Elevated cardiac troponin (cTn) without a clear etiology is no benign condition for patients with chest pain, according to researchers who urged that the finding of myocardial injury should be followed by careful work-up in these patients.
One in three of those in the highest cTn tertile above the 99th percentile indicative of myocardial injury but who were discharged without diagnosis of a cardiac event later died, had an MI or stroke, or were admitted for heart failure over a median 4.9 years of follow-up in the SWEDEHEART registry.

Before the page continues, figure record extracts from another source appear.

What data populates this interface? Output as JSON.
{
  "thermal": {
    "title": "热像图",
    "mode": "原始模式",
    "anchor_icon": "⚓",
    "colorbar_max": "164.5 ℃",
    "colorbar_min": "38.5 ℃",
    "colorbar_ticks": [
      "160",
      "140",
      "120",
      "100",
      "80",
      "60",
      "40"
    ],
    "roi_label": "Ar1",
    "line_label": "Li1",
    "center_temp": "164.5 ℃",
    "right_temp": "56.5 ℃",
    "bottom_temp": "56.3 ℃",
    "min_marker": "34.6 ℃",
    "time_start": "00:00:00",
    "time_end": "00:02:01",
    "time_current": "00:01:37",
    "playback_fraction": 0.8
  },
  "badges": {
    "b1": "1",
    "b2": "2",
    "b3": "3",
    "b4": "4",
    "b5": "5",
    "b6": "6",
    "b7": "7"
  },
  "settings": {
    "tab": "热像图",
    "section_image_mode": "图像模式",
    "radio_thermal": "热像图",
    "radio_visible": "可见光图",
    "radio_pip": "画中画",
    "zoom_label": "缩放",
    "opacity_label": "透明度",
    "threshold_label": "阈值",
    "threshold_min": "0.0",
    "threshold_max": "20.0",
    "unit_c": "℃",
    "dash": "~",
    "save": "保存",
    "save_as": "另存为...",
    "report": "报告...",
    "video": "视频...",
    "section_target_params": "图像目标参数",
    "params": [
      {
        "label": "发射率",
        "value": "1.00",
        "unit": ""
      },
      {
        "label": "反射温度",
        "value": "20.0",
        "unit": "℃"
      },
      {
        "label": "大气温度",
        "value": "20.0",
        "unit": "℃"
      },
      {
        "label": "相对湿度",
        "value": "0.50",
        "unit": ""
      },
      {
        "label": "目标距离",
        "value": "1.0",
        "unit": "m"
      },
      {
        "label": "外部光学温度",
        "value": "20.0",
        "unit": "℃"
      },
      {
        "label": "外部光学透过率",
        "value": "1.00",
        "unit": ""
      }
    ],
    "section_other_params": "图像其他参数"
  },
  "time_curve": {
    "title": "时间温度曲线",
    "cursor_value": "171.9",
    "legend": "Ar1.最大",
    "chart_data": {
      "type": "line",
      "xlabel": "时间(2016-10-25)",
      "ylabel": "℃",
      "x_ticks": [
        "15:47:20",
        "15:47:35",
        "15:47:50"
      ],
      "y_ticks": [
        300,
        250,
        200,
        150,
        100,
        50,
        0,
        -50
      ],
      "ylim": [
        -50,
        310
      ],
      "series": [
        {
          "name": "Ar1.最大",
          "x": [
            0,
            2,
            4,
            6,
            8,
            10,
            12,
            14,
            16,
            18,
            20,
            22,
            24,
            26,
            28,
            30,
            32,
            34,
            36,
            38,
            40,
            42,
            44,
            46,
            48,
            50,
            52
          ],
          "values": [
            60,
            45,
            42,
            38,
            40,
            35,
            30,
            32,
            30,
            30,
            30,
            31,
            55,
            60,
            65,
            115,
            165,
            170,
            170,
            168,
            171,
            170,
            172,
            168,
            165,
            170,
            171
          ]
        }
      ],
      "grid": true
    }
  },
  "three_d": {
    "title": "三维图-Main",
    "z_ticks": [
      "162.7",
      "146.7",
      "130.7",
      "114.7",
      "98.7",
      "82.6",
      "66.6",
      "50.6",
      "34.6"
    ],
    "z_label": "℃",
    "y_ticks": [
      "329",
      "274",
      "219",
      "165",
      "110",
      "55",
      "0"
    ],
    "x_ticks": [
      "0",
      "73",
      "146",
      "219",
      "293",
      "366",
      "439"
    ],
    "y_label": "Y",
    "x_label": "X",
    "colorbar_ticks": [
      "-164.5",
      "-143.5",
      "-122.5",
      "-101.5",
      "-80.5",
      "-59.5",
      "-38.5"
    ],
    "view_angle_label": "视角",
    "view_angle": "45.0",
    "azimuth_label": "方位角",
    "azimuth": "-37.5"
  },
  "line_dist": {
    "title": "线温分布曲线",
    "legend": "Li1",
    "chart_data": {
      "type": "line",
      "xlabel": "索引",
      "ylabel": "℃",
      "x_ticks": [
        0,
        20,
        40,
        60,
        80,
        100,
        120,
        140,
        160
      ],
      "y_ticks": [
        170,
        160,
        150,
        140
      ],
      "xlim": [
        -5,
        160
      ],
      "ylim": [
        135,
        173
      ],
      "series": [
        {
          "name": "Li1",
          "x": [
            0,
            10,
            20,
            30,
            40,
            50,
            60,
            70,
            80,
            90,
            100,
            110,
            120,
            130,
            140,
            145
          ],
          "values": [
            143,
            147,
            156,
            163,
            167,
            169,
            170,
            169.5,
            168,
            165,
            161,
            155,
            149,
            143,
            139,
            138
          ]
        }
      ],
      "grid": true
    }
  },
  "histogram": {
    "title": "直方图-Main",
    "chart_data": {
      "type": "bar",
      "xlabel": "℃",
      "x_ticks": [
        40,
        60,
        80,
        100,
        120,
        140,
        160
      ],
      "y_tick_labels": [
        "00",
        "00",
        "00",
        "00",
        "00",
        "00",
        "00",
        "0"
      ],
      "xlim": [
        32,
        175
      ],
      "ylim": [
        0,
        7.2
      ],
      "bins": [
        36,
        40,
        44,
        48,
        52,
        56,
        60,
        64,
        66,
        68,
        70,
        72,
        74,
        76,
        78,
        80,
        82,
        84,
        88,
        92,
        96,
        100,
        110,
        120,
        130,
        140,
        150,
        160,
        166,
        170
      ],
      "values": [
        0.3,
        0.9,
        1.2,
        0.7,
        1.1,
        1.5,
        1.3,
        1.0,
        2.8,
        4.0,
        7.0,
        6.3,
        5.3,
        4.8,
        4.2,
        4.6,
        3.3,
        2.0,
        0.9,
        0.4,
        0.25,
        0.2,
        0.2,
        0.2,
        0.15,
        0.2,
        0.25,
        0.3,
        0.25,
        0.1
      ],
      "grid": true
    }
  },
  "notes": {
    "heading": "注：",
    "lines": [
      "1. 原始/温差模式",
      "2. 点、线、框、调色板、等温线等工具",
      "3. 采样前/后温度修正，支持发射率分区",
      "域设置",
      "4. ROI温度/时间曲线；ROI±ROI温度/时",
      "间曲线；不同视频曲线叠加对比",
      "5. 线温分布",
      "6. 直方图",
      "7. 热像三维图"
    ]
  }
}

This group significantly exceeded the normal troponin group in risk (HR 2.59, 95% CI 2.39-2.80), Kai Eggers, MD, PhD, of Uppsala University in Sweden, and colleagues reported in the January 8/15 issue of Journal of the American College of Cardiology.
Even the “healthiest” patients in that high cTn group — those without cardiovascular comorbidities, renal dysfunction, left ventricular dysfunction, or significant coronary stenosis — showed increased odds of major events (HR 3.57, 95% CI 2.30-5.54).

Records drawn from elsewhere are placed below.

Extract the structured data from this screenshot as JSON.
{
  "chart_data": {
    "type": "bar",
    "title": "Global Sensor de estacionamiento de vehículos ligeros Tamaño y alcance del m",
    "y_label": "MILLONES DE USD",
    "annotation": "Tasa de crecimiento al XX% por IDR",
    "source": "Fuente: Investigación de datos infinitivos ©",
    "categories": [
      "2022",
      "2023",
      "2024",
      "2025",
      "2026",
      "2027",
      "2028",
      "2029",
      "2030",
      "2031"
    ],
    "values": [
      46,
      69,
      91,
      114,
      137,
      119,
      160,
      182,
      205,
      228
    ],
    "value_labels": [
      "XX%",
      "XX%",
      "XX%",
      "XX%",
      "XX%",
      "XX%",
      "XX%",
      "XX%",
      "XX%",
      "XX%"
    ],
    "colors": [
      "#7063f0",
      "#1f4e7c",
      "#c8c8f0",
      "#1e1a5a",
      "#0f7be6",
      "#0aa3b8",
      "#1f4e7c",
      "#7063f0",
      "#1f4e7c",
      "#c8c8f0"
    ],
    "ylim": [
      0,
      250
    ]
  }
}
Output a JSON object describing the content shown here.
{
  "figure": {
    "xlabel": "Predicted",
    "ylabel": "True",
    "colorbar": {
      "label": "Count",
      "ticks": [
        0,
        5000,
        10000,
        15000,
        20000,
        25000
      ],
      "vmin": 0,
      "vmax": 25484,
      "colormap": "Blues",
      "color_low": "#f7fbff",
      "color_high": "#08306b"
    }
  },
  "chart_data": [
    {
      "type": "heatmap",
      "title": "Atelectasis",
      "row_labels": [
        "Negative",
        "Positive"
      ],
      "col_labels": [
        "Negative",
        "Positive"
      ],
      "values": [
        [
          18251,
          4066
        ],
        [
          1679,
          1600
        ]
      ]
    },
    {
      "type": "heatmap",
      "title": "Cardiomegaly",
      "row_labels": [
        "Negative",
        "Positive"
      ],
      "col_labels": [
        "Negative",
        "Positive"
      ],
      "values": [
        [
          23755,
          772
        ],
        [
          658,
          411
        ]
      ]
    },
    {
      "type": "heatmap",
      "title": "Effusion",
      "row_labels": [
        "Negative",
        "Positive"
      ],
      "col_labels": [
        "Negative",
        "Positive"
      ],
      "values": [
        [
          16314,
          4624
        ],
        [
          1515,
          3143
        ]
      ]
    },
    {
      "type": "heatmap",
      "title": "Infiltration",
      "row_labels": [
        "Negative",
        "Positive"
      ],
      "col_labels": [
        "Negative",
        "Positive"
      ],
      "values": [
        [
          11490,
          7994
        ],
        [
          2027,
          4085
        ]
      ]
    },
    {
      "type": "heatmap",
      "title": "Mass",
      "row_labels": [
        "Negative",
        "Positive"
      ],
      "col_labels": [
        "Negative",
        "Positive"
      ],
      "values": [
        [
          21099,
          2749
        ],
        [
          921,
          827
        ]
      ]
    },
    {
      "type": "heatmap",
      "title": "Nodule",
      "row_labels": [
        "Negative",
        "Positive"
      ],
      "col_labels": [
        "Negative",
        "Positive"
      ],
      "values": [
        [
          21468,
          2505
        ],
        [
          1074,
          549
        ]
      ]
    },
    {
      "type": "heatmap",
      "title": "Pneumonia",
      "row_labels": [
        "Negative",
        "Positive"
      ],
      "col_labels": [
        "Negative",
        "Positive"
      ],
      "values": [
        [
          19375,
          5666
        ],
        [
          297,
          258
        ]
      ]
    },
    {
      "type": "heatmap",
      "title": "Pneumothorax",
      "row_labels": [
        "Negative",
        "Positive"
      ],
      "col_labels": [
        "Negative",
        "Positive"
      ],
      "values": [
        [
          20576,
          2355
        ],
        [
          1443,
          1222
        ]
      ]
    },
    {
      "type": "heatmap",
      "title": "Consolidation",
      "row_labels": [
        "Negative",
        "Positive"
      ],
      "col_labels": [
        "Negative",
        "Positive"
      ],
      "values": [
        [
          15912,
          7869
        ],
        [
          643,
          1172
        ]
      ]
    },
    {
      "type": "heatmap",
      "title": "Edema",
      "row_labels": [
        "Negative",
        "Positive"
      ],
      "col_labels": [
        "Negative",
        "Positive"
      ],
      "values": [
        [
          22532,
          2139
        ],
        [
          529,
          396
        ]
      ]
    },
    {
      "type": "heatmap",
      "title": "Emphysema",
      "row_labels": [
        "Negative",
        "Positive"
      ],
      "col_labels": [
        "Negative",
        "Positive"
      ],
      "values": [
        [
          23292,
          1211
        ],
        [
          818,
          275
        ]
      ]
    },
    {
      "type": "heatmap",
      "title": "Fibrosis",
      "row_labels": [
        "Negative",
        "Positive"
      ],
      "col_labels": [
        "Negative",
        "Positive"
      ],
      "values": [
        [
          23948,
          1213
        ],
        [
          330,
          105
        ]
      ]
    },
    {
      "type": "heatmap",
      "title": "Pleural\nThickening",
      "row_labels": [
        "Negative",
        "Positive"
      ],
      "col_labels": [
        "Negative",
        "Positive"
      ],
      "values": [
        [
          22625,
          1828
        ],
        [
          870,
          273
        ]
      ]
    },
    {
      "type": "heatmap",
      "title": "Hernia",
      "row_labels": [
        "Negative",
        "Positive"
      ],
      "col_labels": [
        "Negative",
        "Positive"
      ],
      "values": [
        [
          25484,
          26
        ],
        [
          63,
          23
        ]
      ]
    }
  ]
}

“Our data are in line with results from studies investigating cTn levels in other populations without acute cardiovascular disease,” the researchers wrote. “A common denominator of these studies is the mediation of the prognostic importance of cTn through its association with cardiac abnormalities. These might possibly still be subclinical at the time point of cTn measurement.”

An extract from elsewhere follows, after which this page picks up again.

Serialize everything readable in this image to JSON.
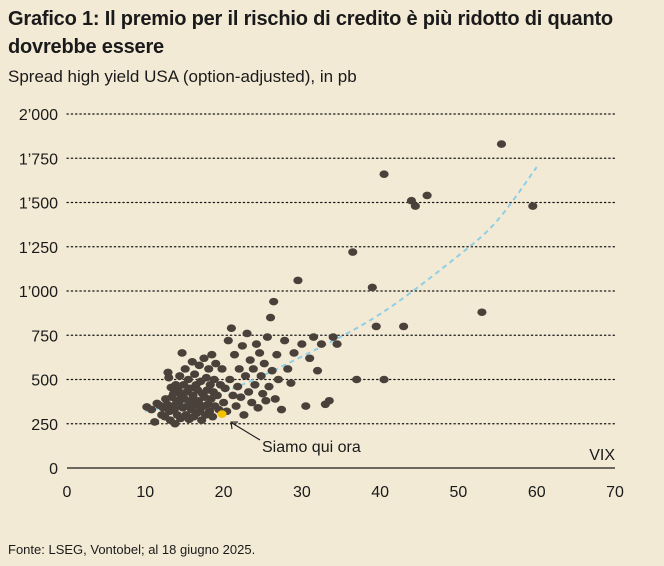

In the SWEDEHEART registry (n=48,872), one in five people admitted acutely for a suspected ACS had cTn levels exceeding the 99th percentile.
Their risk of major adverse events (all-cause mortality, MI, heart failure readmission, or stroke) climbed in a stepwise fashion when further divided into tertiles by cTn compared with people below the 99th percentile, whose rate of events was 271.5 per 10,000 patient-years:
- Tertile 1 (lower cTn): 419.1 per 10,000 patient-years
- Tertile 2: 562.4 per 10,000 patient-years
- Tertile 3 (highest cTn): 1,046.1 per 10,000 patient-years
“Troponinemia” has been used to describe elevated cTn with no clear reason, but it is “trivializing and should be avoided,” the investigators argued.
The next steps after finding abnormal troponin could include a cTn retest (perhaps using a different assay), referral for echocardiography, and invasive or noninvasive coronary imaging, depending on the person’s pre-test probability of coronary artery disease, Eggers’ group said.
Liberal referral to imaging would be a good idea if not for the cost implications and risks for overtesting, or the fact that there is no evidence that revascularization benefits patients with myocardial injury who have no obvious coronary ischemia, cautioned James Januzzi, Jr., MD, and Cian McCarthy, MB BCh, both of Boston’s Massachusetts General Hospital.
In an accompanying editorial, they emphasized that myocardial injury — defined as nonischemic troponin elevation under the fourth universal definition of MI — is still real injury and “should be referred to as such.”
“When acute myocardial necrosis is detected in patients without other obvious signs or symptoms of MI, it often leads to cognitive dissonance and frustration with the test. With [high-sensitivity] cTn assays, this is inevitably going to increase in frequency,” Januzzi and McCarthy predicted.
The registry study had 99th percentile cutoffs for cTn-I and cTn-T as 30 ng/l and 10 ng/l, respectively. Investigators observed that the higher the cTn classification, the greater the prevalence of cardiovascular risk factors (except smoking).
Eggers and colleagues acknowledged that their dataset was missing some information and may have been subject to errors in data entry.
TOTAL-AMI was funded by the Swedish Foundation of Strategic Research.
Eggers reported a research grant from Abbott Laboratories.
Januzzi disclosed grant support from Roche Diagnostics, Abbott Diagnostics, Singulex, Prevencio, and Cleveland Heart Labs; consulting income from Roche Diagnostics, MyoKardia, Abbott, and Critical Diagnostics; and participation in clinical endpoint committees/data safety monitoring boards for Boehringer Ingelheim, Amgen, AbbVie, Janssen, Abbott, and Siemens Diagnostics.
McCarthy reported no conflicts of interest.